As well set the TCC mode of the Tesla card to enabled if you want to have remote cuda capabilities:

nvidia-smi -s --> shows the current status
nvidia-smi -g 0 -c 1 --> enables TCC on GPU 0


Next thing you want to test the device query coming with the SDK.
If it runs and everything looks fine, feel gifted!

Nothing did run on my setup. So first of all I tried to build the SDK example myself. Therefore first of all build the Cuda utilities, lying somewhere in the SDK within the folder "common".
Depending on the Nsight or TK version you have installed you get an error when opening the VS project fles . The you need to edit the visual studio with a text editor of your choice and replace the outdated build rule with the one actually installed.

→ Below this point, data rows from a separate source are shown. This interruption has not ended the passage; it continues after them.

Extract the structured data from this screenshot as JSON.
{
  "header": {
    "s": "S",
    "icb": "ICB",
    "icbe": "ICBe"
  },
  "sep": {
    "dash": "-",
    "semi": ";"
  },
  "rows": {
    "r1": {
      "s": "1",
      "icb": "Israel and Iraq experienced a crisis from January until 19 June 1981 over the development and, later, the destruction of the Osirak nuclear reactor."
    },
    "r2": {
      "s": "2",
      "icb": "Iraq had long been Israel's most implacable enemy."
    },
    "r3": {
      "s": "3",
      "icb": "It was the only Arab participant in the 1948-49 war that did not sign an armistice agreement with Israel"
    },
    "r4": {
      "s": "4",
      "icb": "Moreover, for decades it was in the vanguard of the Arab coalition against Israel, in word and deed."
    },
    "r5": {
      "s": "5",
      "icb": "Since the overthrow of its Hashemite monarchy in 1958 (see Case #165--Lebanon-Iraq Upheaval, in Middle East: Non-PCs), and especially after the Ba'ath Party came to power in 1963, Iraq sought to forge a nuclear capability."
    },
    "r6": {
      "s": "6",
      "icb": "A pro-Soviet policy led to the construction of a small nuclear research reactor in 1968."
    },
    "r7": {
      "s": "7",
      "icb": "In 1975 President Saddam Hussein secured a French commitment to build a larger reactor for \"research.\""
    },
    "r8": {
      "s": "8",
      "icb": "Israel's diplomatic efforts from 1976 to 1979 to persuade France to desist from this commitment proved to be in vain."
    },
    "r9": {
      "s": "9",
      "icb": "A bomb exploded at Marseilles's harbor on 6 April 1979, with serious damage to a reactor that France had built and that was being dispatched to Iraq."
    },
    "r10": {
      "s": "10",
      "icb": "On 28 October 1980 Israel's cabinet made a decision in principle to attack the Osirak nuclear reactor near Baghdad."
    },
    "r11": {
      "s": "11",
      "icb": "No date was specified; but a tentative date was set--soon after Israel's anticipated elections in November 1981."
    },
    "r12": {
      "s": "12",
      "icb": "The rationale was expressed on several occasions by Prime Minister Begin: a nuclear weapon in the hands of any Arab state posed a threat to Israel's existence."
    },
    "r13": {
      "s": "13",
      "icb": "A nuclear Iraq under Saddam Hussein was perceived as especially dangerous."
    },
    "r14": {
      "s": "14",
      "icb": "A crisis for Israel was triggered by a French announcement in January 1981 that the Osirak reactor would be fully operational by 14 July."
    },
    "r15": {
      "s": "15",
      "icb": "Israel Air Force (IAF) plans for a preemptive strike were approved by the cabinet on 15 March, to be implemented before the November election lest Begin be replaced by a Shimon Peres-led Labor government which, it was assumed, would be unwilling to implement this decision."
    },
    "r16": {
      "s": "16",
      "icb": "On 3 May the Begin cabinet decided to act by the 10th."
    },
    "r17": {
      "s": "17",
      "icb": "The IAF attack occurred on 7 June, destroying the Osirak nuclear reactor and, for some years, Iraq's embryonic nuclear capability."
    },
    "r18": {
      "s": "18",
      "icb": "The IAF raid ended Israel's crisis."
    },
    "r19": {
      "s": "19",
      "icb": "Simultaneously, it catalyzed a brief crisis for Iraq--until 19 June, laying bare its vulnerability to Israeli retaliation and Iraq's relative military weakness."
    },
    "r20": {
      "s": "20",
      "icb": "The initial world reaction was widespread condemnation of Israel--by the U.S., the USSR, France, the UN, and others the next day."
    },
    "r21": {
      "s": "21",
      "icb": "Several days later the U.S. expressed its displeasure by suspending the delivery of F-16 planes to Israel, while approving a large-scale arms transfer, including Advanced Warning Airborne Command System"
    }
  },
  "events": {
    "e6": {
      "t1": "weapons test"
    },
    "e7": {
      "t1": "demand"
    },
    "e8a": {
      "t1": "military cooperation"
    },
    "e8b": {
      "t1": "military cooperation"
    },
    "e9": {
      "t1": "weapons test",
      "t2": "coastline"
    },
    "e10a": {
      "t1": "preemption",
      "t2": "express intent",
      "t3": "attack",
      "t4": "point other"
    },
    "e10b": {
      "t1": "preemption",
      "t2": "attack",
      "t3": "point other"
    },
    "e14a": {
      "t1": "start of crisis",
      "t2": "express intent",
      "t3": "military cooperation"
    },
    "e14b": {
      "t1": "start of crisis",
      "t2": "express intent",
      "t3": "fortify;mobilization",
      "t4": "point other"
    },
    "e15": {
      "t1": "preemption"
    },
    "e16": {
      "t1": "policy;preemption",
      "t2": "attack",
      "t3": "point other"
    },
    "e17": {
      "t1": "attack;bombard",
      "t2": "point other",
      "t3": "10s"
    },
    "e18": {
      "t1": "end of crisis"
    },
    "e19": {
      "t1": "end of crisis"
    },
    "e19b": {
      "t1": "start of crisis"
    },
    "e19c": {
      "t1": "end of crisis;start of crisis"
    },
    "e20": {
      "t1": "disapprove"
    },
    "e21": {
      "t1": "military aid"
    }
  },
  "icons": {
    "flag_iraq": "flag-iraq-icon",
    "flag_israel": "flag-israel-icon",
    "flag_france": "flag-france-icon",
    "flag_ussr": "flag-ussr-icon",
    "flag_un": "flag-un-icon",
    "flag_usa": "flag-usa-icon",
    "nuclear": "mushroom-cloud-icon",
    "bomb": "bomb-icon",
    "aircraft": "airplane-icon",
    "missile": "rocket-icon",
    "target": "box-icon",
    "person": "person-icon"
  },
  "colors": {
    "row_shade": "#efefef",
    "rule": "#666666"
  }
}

  • In the error message get to the folder where VS does not find the file.

  • Copy the path and go there with your file browser

  • Find the file most equal to the one in the VS error message.

  • Once found open the VS file and replace the wrong filename there with the correct one

  • VS should open



In order to compile, add the correct include and library directories to the VS project.
Finally you can build deviceQuery or any other program.

Still this setup gave me the same error as the precompiled deviceQuery:
cudaGetDeviceCount FAILED CUDA Driver and Runtime version may be mismatched.

With the help of the DependencyWalker i found out that a missing DLL was the problem, namely:
linkinfo.dll.

You can get this by adding the feature named "Desktop Experience" through the server manager.
Once installed and rebooted the device query worked.